Visually, this recursion (using a smaller target count of five) looks somewhat like this (though it’s of course not quite this stepwise in practice:
That’s the entirety of the procedure: with this refined approach, we can come as close as humanly possible to nailing our desired tile density.
Putting it into practice
Now that we’ve talked a lot of theory let’s take a look at what we actually get from this tile grid generation approach in practice.
To begin with, let’s look at an example of an actual production tile grid. This particular grid is targeting a density of 400 aircraft per tile:
The first thing to notice here is that we now have exactly 26 tiles to cover the entire world. Recall that the XYZ grid choice results in billions of discrete tiles—we’ve reduced that number by nine orders of magnitude. This is huge for cache performance!
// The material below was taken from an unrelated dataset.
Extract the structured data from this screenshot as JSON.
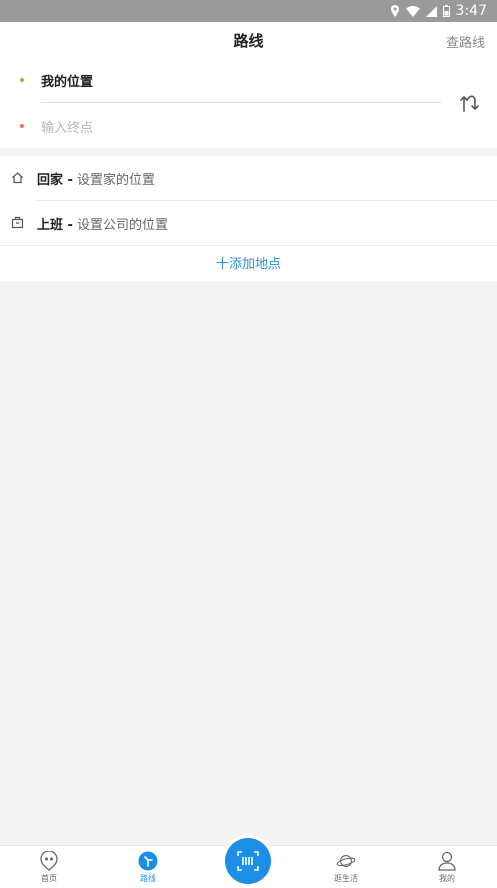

The second, more abstract (and, to me at least, beautiful) thing to notice is that we can use the geographical size of a tile as an indicator of aircraft density. After all, each tile will contain the same number of aircraft, so aircraft in smaller tiles must necessarily be more densely packed. And we see that this leads to reasonable conclusions with this image—we have high densities over the continental US, Europe, and to a lesser extent Asia, and absurdly low densities in the southern hemisphere.
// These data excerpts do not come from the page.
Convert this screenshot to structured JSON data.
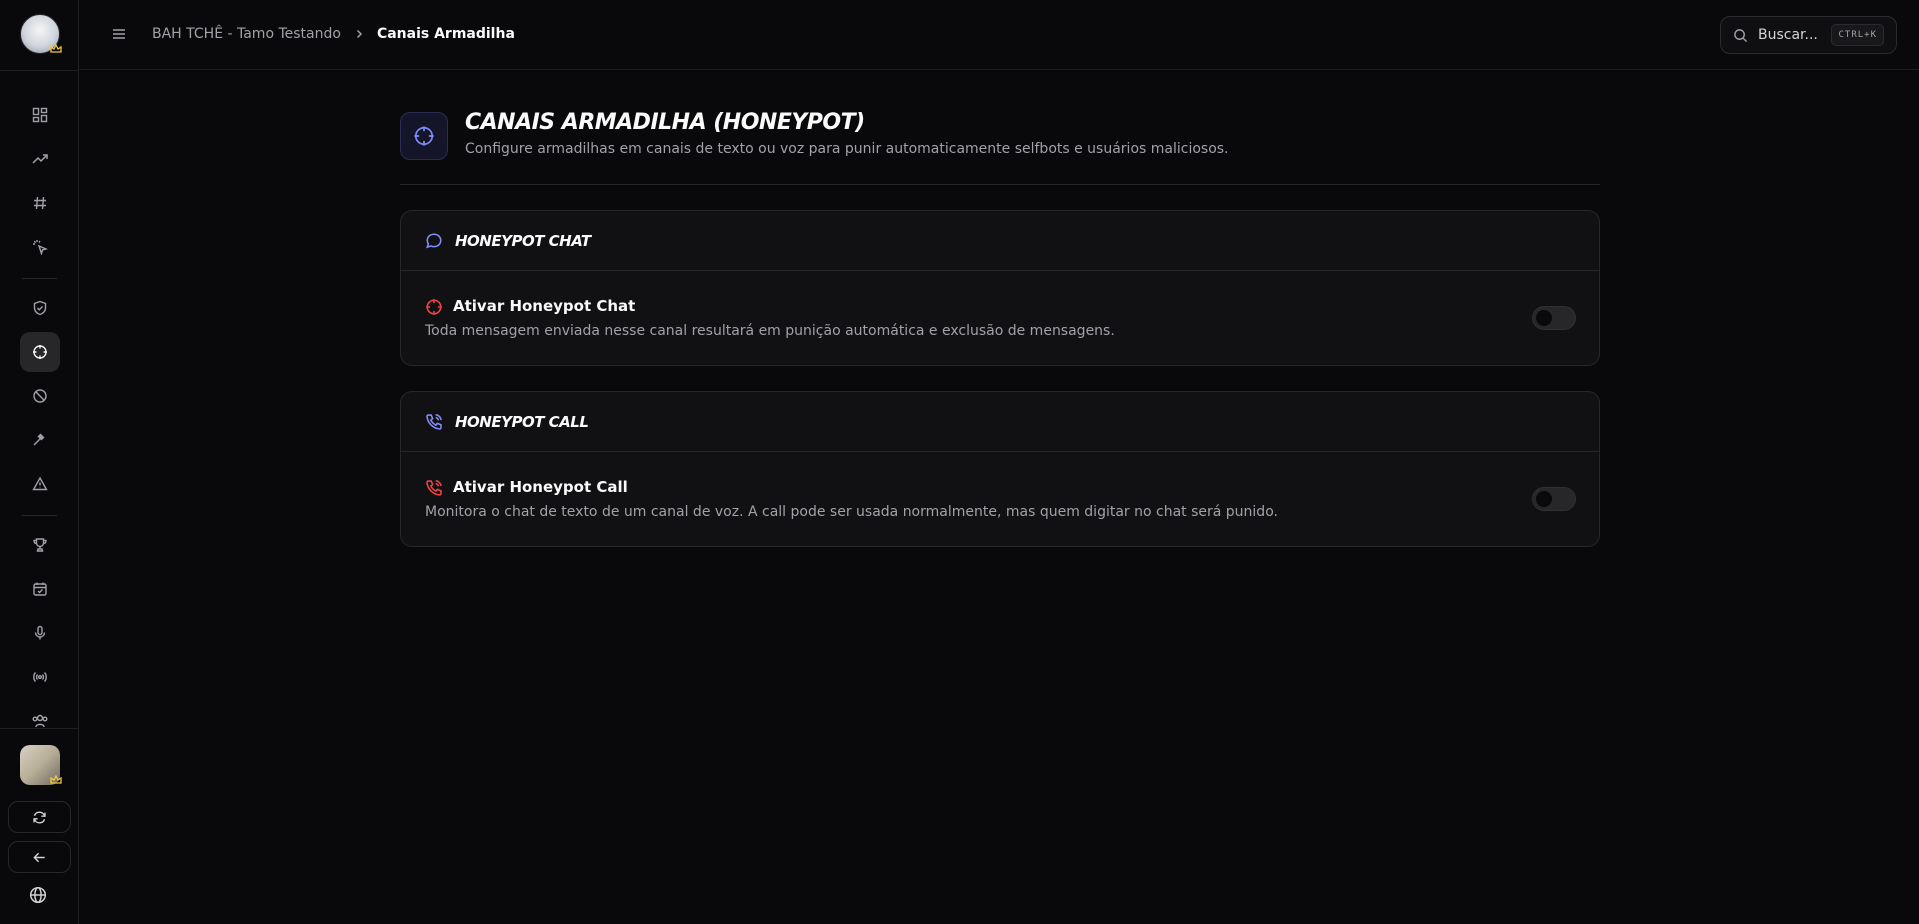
{
  "sidebar": {
    "nav_icons": [
      "dashboard-icon",
      "trending-icon",
      "hash-icon",
      "sparkle-click-icon",
      "shield-check-icon",
      "crosshair-icon",
      "ban-icon",
      "gavel-icon",
      "alert-triangle-icon",
      "trophy-icon",
      "calendar-icon",
      "microphone-icon",
      "broadcast-icon",
      "users-icon"
    ],
    "active_item": "crosshair-icon",
    "actions": [
      "refresh-icon",
      "back-arrow-icon"
    ],
    "footer_icon": "globe-icon"
  },
  "header": {
    "breadcrumb": {
      "server": "BAH TCHÊ - Tamo Testando",
      "current": "Canais Armadilha"
    },
    "search": {
      "placeholder": "Buscar...",
      "shortcut": "CTRL+K"
    }
  },
  "page": {
    "title": "CANAIS ARMADILHA (HONEYPOT)",
    "subtitle": "Configure armadilhas em canais de texto ou voz para punir automaticamente selfbots e usuários maliciosos.",
    "accent_color": "#818cf8",
    "danger_color": "#ef4444"
  },
  "cards": [
    {
      "title": "HONEYPOT CHAT",
      "option_title": "Ativar Honeypot Chat",
      "option_desc": "Toda mensagem enviada nesse canal resultará em punição automática e exclusão de mensagens.",
      "enabled": false
    },
    {
      "title": "HONEYPOT CALL",
      "option_title": "Ativar Honeypot Call",
      "option_desc": "Monitora o chat de texto de um canal de voz. A call pode ser usada normalmente, mas quem digitar no chat será punido.",
      "enabled": false
    }
  ]
}
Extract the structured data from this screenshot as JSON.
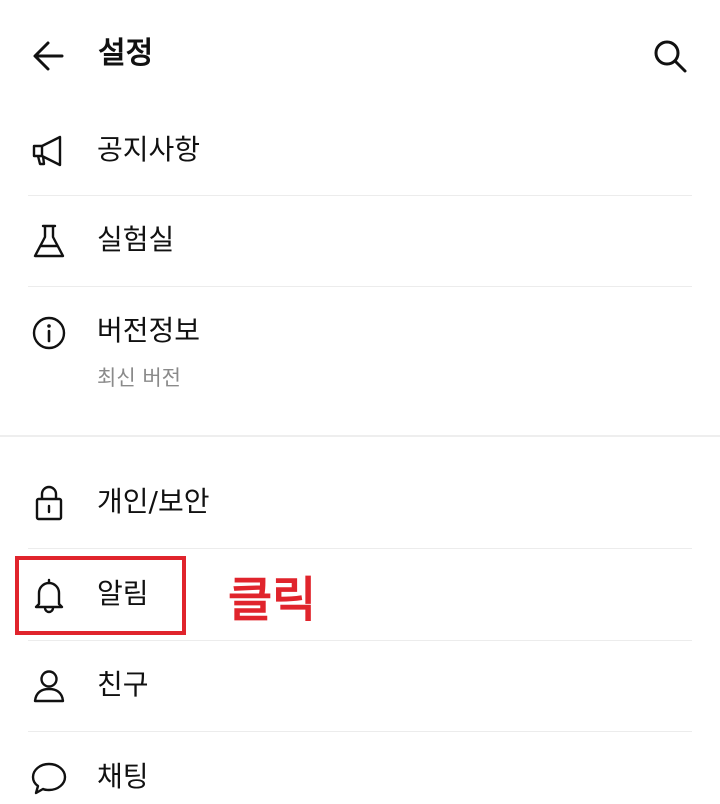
{
  "header": {
    "title": "설정",
    "back_icon": "arrow-left-icon",
    "search_icon": "search-icon"
  },
  "settings": {
    "notice": {
      "label": "공지사항",
      "icon": "megaphone-icon"
    },
    "lab": {
      "label": "실험실",
      "icon": "flask-icon"
    },
    "version": {
      "label": "버전정보",
      "sub": "최신 버전",
      "icon": "info-icon"
    },
    "privacy": {
      "label": "개인/보안",
      "icon": "lock-icon"
    },
    "notifications": {
      "label": "알림",
      "icon": "bell-icon"
    },
    "friends": {
      "label": "친구",
      "icon": "person-icon"
    },
    "chat": {
      "label": "채팅",
      "icon": "chat-bubble-icon"
    }
  },
  "annotation": {
    "text": "클릭",
    "color": "#e0242c",
    "target": "알림"
  }
}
This leads to a second example: an exaggerated tile grid. For this grid, the target density was 100 aircraft per tile, which of course means we have four times as many tiles. It also means that we get a finer-grained look at aircraft density distribution across the globe:
We can also use these exaggerated tile grids to get a look at how the distribution of airborne aircraft changes over the course of a day. To create this animation, a tile grid was generated once per hour for 24 hours, and the resulting set of grids was animated on a map, along with a representation of the day/night boundary. This allows us to see clearly how aircraft activity follows the sun around the world. At night, a region goes quiet, then becomes active again as morning gives way to daytime.
Finally, we can see one more sobering illustration. All of the preceding tile grid examples were generated in Fall of 2019 as part of a conference presentation. The following is a more recent actual production tile grid from May 2020:
While the previous grid required 26 tiles to hit the 400-aircraft density target, we can now achieve the same with only 13 tiles—the result of the stark decrease in air travel resulting from the COVID-19 global pandemic.What’s next?
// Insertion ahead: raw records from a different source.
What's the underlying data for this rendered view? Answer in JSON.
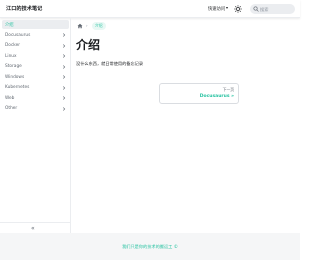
{
  "navbar": {
    "brand": "江口的技术笔记",
    "quick_nav": "快速访问",
    "theme_icon": "sun-icon",
    "search_placeholder": "搜索"
  },
  "sidebar": {
    "items": [
      {
        "label": "介绍",
        "active": true,
        "expandable": false
      },
      {
        "label": "Docusaurus",
        "active": false,
        "expandable": true
      },
      {
        "label": "Docker",
        "active": false,
        "expandable": true
      },
      {
        "label": "Linux",
        "active": false,
        "expandable": true
      },
      {
        "label": "Storage",
        "active": false,
        "expandable": true
      },
      {
        "label": "Windows",
        "active": false,
        "expandable": true
      },
      {
        "label": "Kubernetes",
        "active": false,
        "expandable": true
      },
      {
        "label": "Web",
        "active": false,
        "expandable": true
      },
      {
        "label": "Other",
        "active": false,
        "expandable": true
      }
    ],
    "collapse_symbol": "«"
  },
  "breadcrumb": {
    "home_icon": "home-icon",
    "separator": "›",
    "current": "介绍"
  },
  "main": {
    "title": "介绍",
    "intro": "没什么东西，就日常使用的备忘记录"
  },
  "pager": {
    "sub_label": "下一页",
    "next_title": "Docusaurus »"
  },
  "footer": {
    "text": "我们只是你的技术的搬运工 ©"
  },
  "colors": {
    "accent": "#25c2a0",
    "text": "#1c1e21",
    "muted": "#606770",
    "footer_bg": "#f5f6f7"
  }
}
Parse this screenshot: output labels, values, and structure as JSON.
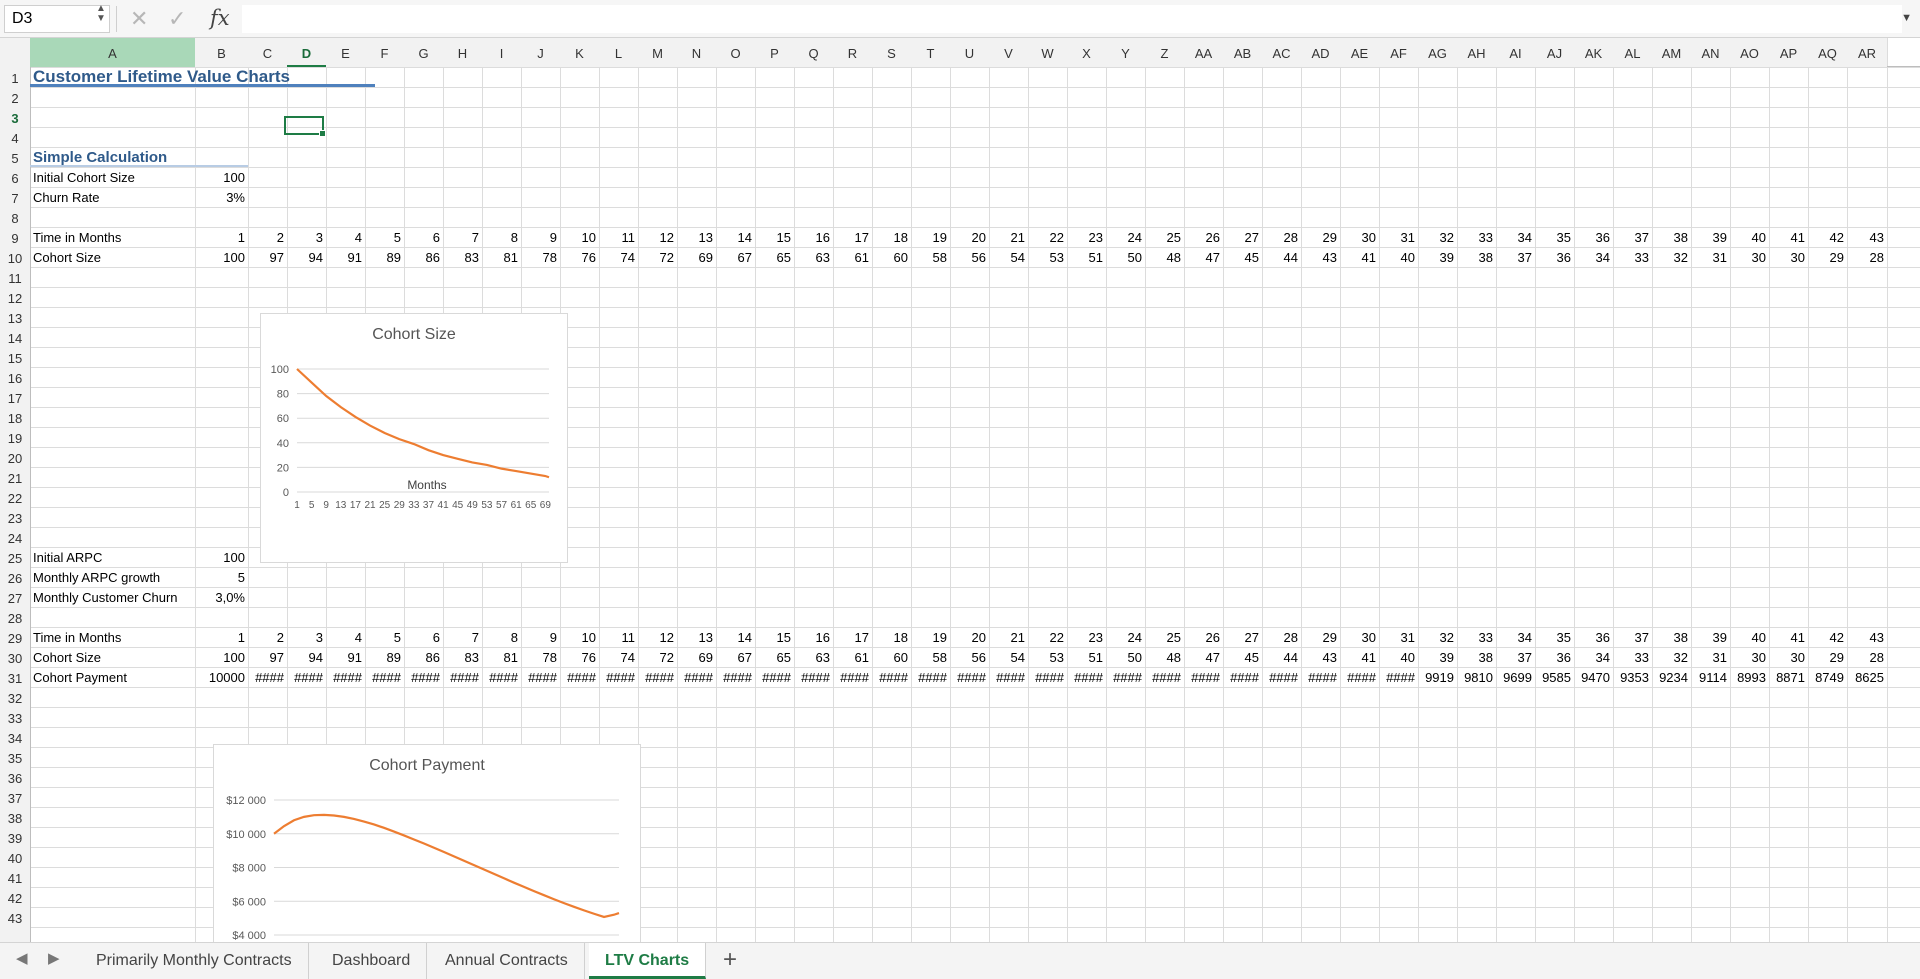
{
  "formula_bar": {
    "name_box": "D3",
    "cancel_icon": "✕",
    "enter_icon": "✓",
    "fx_label": "fx",
    "formula": ""
  },
  "columns": [
    "A",
    "B",
    "C",
    "D",
    "E",
    "F",
    "G",
    "H",
    "I",
    "J",
    "K",
    "L",
    "M",
    "N",
    "O",
    "P",
    "Q",
    "R",
    "S",
    "T",
    "U",
    "V",
    "W",
    "X",
    "Y",
    "Z",
    "AA",
    "AB",
    "AC",
    "AD",
    "AE",
    "AF",
    "AG",
    "AH",
    "AI",
    "AJ",
    "AK",
    "AL",
    "AM",
    "AN",
    "AO",
    "AP",
    "AQ",
    "AR"
  ],
  "rows": [
    "1",
    "2",
    "3",
    "4",
    "5",
    "6",
    "7",
    "8",
    "9",
    "10",
    "11",
    "12",
    "13",
    "14",
    "15",
    "16",
    "17",
    "18",
    "19",
    "20",
    "21",
    "22",
    "23",
    "24",
    "25",
    "26",
    "27",
    "28",
    "29",
    "30",
    "31",
    "32",
    "33",
    "34",
    "35",
    "36",
    "37",
    "38",
    "39",
    "40",
    "41",
    "42",
    "43"
  ],
  "selected_cell": "D3",
  "sheet": {
    "title": "Customer Lifetime Value Charts",
    "section_simple": "Simple Calculation",
    "labels": {
      "initial_cohort": "Initial Cohort Size",
      "churn_rate": "Churn Rate",
      "time_months": "Time in Months",
      "cohort_size": "Cohort Size",
      "initial_arpc": "Initial ARPC",
      "monthly_arpc_growth": "Monthly ARPC growth",
      "monthly_churn": "Monthly Customer Churn",
      "cohort_payment": "Cohort Payment"
    },
    "values": {
      "initial_cohort": "100",
      "churn_rate": "3%",
      "initial_arpc": "100",
      "monthly_arpc_growth": "5",
      "monthly_churn": "3,0%"
    },
    "months": [
      "1",
      "2",
      "3",
      "4",
      "5",
      "6",
      "7",
      "8",
      "9",
      "10",
      "11",
      "12",
      "13",
      "14",
      "15",
      "16",
      "17",
      "18",
      "19",
      "20",
      "21",
      "22",
      "23",
      "24",
      "25",
      "26",
      "27",
      "28",
      "29",
      "30",
      "31",
      "32",
      "33",
      "34",
      "35",
      "36",
      "37",
      "38",
      "39",
      "40",
      "41",
      "42",
      "43"
    ],
    "cohort_sizes": [
      "100",
      "97",
      "94",
      "91",
      "89",
      "86",
      "83",
      "81",
      "78",
      "76",
      "74",
      "72",
      "69",
      "67",
      "65",
      "63",
      "61",
      "60",
      "58",
      "56",
      "54",
      "53",
      "51",
      "50",
      "48",
      "47",
      "45",
      "44",
      "43",
      "41",
      "40",
      "39",
      "38",
      "37",
      "36",
      "34",
      "33",
      "32",
      "31",
      "30",
      "30",
      "29",
      "28"
    ],
    "cohort_payments": [
      "10000",
      "####",
      "####",
      "####",
      "####",
      "####",
      "####",
      "####",
      "####",
      "####",
      "####",
      "####",
      "####",
      "####",
      "####",
      "####",
      "####",
      "####",
      "####",
      "####",
      "####",
      "####",
      "####",
      "####",
      "####",
      "####",
      "####",
      "####",
      "####",
      "####",
      "####",
      "9919",
      "9810",
      "9699",
      "9585",
      "9470",
      "9353",
      "9234",
      "9114",
      "8993",
      "8871",
      "8749",
      "8625"
    ]
  },
  "charts": {
    "cohort_size": {
      "title": "Cohort Size",
      "x_axis_title": "Months",
      "y_ticks": [
        "100",
        "80",
        "60",
        "40",
        "20",
        "0"
      ],
      "x_ticks": [
        "1",
        "5",
        "9",
        "13",
        "17",
        "21",
        "25",
        "29",
        "33",
        "37",
        "41",
        "45",
        "49",
        "53",
        "57",
        "61",
        "65",
        "69"
      ],
      "line_color": "#ed7d31"
    },
    "cohort_payment": {
      "title": "Cohort Payment",
      "y_ticks": [
        "$12 000",
        "$10 000",
        "$8 000",
        "$6 000",
        "$4 000"
      ],
      "line_color": "#ed7d31"
    }
  },
  "chart_data": [
    {
      "type": "line",
      "title": "Cohort Size",
      "xlabel": "Months",
      "ylabel": "",
      "ylim": [
        0,
        100
      ],
      "x": [
        1,
        5,
        9,
        13,
        17,
        21,
        25,
        29,
        33,
        37,
        41,
        45,
        49,
        53,
        57,
        61,
        65,
        69,
        70
      ],
      "series": [
        {
          "values": [
            100,
            89,
            78,
            69,
            61,
            54,
            48,
            43,
            39,
            34,
            30,
            27,
            24,
            22,
            19,
            17,
            15,
            13,
            12
          ]
        }
      ]
    },
    {
      "type": "line",
      "title": "Cohort Payment",
      "xlabel": "",
      "ylabel": "",
      "ylim": [
        4000,
        12000
      ],
      "x": [
        1,
        3,
        5,
        7,
        9,
        11,
        13,
        15,
        17,
        19,
        21,
        23,
        25,
        27,
        29,
        31,
        33,
        35,
        37,
        39,
        41,
        43,
        45,
        47,
        49,
        51,
        53,
        55,
        57,
        59,
        61,
        63,
        65,
        67,
        69,
        70
      ],
      "series": [
        {
          "values": [
            10000,
            10450,
            10800,
            11000,
            11100,
            11120,
            11080,
            11000,
            10880,
            10720,
            10550,
            10350,
            10130,
            9900,
            9660,
            9420,
            9170,
            8920,
            8660,
            8400,
            8140,
            7880,
            7620,
            7360,
            7100,
            6850,
            6600,
            6360,
            6120,
            5890,
            5670,
            5460,
            5260,
            5070,
            5200,
            5300
          ]
        }
      ]
    }
  ],
  "tabs": [
    "Primarily Monthly Contracts",
    "Dashboard",
    "Annual Contracts",
    "LTV Charts"
  ],
  "active_tab": "LTV Charts",
  "add_sheet_label": "+",
  "nav": {
    "prev": "◀",
    "next": "▶"
  }
}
Maps are obviously here to stay, since they allow for intuitive and engaging displays of FlightAware’s data. This means it’s on us to continually improve these experiences. It may very well be that tiling strategies for data like this are not the future—for example, the live map is the only map product we offer that uses tiling. All other maps use a loose pub/sub model, by which the client map asks for targeted data that’s relevant to it—for example, all flights to/from KIAH, or a single flight. Future improvements might involve going to a similar pub/sub model for the live map, or for other, more feature-rich products that might even supplant the live map.
To make a long story short—the sky’s the limit!